Reclamações ao STF batem recorde em 2025 e superam pela primeira vez os habeas corpus

O número de reclamações ajuizadas no Supremo Tribunal Federal (STF) bateu recorde em 2025, alcançando mais de 14 mil ações. Pela primeira vez, esse tipo de procedimento superou o volume de habeas corpus protocolados na corte, segundo dados divulgados pelo Painel da Folha de S.Paulo em 24 de agosto de 2026.
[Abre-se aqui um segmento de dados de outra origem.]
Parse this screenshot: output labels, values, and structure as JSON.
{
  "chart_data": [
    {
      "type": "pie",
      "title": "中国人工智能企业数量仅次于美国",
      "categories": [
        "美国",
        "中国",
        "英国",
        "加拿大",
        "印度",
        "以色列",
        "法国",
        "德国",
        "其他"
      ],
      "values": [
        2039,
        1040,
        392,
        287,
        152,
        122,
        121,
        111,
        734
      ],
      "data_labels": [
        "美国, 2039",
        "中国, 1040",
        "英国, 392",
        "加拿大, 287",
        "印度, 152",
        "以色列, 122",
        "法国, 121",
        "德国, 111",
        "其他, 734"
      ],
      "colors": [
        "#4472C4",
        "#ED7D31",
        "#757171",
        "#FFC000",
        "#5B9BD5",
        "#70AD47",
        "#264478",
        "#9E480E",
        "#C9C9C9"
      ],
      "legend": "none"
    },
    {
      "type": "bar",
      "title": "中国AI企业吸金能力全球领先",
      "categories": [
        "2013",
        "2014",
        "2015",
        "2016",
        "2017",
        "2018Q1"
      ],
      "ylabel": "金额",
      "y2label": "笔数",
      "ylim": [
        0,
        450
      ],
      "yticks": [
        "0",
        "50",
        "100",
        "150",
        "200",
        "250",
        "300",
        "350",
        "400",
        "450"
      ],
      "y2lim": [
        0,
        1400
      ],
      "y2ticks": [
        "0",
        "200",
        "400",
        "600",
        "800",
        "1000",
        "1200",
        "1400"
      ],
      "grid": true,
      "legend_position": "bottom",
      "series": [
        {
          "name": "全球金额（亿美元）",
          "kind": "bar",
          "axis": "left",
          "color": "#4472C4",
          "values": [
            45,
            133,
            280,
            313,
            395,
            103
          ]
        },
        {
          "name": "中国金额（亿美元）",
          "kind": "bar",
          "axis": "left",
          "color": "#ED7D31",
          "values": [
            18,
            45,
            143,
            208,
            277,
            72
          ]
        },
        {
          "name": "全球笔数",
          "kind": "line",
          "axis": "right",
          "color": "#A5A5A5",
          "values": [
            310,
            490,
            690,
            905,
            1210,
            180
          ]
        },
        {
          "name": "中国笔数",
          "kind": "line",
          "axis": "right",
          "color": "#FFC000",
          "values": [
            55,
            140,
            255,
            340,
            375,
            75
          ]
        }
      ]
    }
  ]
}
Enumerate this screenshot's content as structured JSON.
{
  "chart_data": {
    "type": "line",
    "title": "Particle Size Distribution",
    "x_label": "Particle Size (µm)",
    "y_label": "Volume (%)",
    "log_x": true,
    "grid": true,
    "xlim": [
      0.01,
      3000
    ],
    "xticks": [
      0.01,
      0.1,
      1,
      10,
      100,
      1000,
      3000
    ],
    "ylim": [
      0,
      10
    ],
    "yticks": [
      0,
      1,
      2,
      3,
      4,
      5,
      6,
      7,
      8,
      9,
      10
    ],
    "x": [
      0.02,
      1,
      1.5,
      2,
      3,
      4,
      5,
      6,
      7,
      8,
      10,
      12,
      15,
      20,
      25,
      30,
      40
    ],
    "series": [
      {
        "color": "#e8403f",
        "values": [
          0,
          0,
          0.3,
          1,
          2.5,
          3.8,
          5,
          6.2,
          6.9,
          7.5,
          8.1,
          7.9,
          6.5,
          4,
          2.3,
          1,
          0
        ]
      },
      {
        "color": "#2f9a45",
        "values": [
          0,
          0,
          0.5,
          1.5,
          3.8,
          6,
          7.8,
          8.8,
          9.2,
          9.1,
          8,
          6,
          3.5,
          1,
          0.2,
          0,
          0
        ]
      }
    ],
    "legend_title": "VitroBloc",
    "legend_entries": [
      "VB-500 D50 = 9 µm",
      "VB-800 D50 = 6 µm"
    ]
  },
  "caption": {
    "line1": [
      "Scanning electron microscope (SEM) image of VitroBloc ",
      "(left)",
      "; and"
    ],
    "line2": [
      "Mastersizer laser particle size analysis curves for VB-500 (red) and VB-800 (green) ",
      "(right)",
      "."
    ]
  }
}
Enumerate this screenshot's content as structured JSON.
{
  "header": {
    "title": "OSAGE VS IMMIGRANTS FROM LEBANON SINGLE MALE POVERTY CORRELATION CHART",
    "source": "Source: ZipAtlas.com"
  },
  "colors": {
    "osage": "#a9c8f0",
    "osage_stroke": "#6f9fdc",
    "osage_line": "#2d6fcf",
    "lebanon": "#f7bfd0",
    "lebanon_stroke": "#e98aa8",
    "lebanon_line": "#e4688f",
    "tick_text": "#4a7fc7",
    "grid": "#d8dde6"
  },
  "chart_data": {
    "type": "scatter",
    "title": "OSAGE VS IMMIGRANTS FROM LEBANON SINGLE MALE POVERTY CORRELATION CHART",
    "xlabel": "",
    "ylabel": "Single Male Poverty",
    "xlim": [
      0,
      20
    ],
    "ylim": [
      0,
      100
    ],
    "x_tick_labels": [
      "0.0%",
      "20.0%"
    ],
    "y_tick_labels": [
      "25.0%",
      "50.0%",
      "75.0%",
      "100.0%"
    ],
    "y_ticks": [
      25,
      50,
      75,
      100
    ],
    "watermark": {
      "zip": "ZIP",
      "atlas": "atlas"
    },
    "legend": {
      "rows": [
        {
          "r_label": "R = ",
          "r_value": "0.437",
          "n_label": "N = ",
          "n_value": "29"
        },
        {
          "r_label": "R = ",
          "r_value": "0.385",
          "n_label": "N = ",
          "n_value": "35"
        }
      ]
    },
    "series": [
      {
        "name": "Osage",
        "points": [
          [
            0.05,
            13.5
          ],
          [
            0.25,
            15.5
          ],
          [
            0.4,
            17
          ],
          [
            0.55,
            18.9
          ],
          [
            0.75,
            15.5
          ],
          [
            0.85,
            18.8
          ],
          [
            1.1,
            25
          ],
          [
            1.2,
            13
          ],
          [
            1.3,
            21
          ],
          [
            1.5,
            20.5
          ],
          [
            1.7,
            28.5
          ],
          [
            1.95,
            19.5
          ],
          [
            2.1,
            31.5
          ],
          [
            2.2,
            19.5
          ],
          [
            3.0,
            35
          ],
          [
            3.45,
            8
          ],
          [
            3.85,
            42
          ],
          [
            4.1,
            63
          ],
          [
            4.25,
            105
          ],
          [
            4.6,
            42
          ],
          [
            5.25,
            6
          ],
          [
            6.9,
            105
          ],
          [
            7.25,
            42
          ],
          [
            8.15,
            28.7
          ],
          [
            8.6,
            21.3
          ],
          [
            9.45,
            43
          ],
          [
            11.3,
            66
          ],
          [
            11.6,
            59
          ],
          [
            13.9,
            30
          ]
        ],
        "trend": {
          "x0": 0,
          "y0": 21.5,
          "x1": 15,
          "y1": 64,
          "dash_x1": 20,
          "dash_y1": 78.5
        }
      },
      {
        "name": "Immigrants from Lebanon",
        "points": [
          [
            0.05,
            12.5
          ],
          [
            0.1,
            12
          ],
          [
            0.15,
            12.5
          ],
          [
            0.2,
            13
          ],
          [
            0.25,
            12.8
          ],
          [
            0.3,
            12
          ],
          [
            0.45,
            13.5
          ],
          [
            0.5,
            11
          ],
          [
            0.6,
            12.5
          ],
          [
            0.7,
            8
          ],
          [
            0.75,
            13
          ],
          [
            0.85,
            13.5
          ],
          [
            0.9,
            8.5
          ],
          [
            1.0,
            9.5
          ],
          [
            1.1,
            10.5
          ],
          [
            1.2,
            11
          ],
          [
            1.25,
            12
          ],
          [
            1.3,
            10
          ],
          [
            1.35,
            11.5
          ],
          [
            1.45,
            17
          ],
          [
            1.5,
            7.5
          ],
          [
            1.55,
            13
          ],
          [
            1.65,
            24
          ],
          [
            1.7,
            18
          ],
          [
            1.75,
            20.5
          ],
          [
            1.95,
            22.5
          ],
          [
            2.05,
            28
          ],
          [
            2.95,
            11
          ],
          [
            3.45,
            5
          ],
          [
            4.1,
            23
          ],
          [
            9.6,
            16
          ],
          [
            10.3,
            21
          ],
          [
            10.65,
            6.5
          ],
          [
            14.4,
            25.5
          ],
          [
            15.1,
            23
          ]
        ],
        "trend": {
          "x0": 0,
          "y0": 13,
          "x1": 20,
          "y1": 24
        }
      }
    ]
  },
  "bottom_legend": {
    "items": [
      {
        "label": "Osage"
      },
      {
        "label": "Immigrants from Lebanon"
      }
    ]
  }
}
As reclamações são instrumentos usados por advogados e partes para contestar decisões de outros tribunais que supostamente desrespeitam entendimentos do STF. O crescimento expressivo desse tipo de ação indica uma maior busca pela palavra final da corte máxima, mas também levanta preocupações sobre a sobrecarga do tribunal e a eficiência do sistema de Justiça como um todo.

O que explica o recorde?

Especialistas apontam que a ampliação do uso de reclamações está ligada à crescente complexidade das causas e à necessidade de uniformização de interpretações jurídicas. Além disso, a pandemia de Covid-19 e as mudanças legislativas recentes podem ter contribuído para o aumento da litigiosidade. O STF, que já é responsável por julgar temas de grande repercussão nacional, agora enfrenta um volume inédito de demandas que contestam decisões de instâncias inferiores.

O recorde de 14 mil reclamações em 2025 supera inclusive o número de habeas corpus, que historicamente era a principal porta de entrada de ações no STF. Essa inversão reflete uma mudança no perfil das demandas: enquanto os habeas corpus tratam de prisões e liberdades individuais, as reclamações envolvem, muitas vezes, disputas de competência e o cumprimento de súmulas vinculantes.

Impacto no sistema de Justiça

O aumento das reclamações gera impacto direto na produtividade dos ministros e na duração dos processos. Com mais de 14 mil ações, a corte precisa priorizar julgamentos e pode levar mais tempo para analisar casos que chegam ao plenário. Para os jurisdicionados, isso significa maior demora na resolução de conflitos, o que pode desestimular a busca pelo Judiciário ou incentivar acordos extrajudiciais.

Outro ponto de atenção é a possibilidade de uso das reclamações como estratégia protelatória, o que sobrecarrega ainda mais o tribunal. Apesar disso, o STF tem adotado medidas para filtrar as ações, como a exigência de demonstração de repercussão geral e a atuação das turmas em vez do plenário completo.

Panorama político e jurídico

O recorde de reclamações ocorre em um momento de intensa judicialização da política brasileira, com frequentes questionamentos ao STF sobre decisões de outros órgãos. A corte tem sido chamada a se manifestar sobre temas como direitos fundamentais, políticas públicas e disputas entre poderes. Esse cenário reforça o papel central do STF na arbitragem de conflitos, mas também expõe a necessidade de reformas que garantam maior celeridade e eficiência.

Para os próximos anos, a tendência é que o número de reclamações continue elevado, especialmente se não houver mudanças na legislação processual ou na jurisprudência da corte. A expectativa é que o STF, com o apoio de sua presidência e de seus ministros, busque soluções para lidar com a demanda sem comprometer a qualidade de suas decisões.